The House Foreign Affairs Committee voted 28 to 19 to repeal the authorization, or AUMF, 19 years after it passed. The vote cleared the way for the measure’s consideration by the full House. There was no immediate indication of when that might take place.
To become law it also must pass the U.S. Senate, where members are undertaking a separate effort to repeal and replace past war authorizations.
The U.S. Constitution gives the power to declare war to Congress. However, that authority has gradually shifted to the president as Congress passed AUMFs that did not expire – such as the 2002 Iraq measure, as well as one that allowed the fight against al Qaeda in the wake of the Sept. 11, 2001, attacks.
“It was passed to authorize a war against Saddam Hussein almost 20 years ago,” Representative Gregory Meeks, the committee’s chairman, said, arguing for the repeal of the 2002 AUMF. “Saddam Hussein is long gone.”
Opponents worry that repeal would risk U.S. security by limiting the powers of the president.
Representative Michael McCaul, the committee’s top Republican, said lawmakers should craft a new AUMF before repealing the old one.

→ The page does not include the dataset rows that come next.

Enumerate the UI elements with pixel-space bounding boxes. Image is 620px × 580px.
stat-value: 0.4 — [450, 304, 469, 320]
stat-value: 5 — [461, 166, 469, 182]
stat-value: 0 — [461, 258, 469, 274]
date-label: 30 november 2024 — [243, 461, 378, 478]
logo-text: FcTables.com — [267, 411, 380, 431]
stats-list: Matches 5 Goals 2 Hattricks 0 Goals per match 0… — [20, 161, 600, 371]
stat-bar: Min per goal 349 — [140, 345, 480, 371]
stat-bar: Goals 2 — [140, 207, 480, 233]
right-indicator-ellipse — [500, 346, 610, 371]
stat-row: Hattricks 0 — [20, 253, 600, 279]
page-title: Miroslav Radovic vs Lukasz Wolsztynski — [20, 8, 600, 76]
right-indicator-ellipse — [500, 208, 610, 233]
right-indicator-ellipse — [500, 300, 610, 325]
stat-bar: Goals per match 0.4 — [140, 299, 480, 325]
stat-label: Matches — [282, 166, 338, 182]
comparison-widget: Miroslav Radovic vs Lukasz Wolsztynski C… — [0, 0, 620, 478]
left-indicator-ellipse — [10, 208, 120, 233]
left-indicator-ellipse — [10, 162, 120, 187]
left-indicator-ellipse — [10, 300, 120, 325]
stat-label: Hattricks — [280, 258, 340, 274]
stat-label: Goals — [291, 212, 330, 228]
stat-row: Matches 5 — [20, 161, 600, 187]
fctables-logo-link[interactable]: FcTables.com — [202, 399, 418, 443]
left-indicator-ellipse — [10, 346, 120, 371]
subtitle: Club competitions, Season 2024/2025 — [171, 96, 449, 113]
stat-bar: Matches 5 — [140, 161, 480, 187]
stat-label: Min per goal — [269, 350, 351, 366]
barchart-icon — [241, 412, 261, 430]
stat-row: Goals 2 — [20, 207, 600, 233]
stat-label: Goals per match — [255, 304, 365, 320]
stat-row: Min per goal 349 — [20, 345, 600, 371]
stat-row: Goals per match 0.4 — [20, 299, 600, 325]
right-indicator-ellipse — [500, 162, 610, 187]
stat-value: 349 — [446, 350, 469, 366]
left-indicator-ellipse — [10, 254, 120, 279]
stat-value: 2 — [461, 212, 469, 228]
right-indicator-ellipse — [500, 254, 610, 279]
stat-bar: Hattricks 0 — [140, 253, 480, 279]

“I believe we must do this as part of a comprehensive, updated replacement to provide clear authorities against the terrorists who still plot to kill Americans here and abroad,” he said.
Supporters of repeal argue the AUMFs were not intended to last for decades. “It’s time we end these forever wars,” said Democratic Representative Barbara Lee, a leader of the repeal effort.
The White House has said President Joe Biden believes the AUMFs should be re-examined.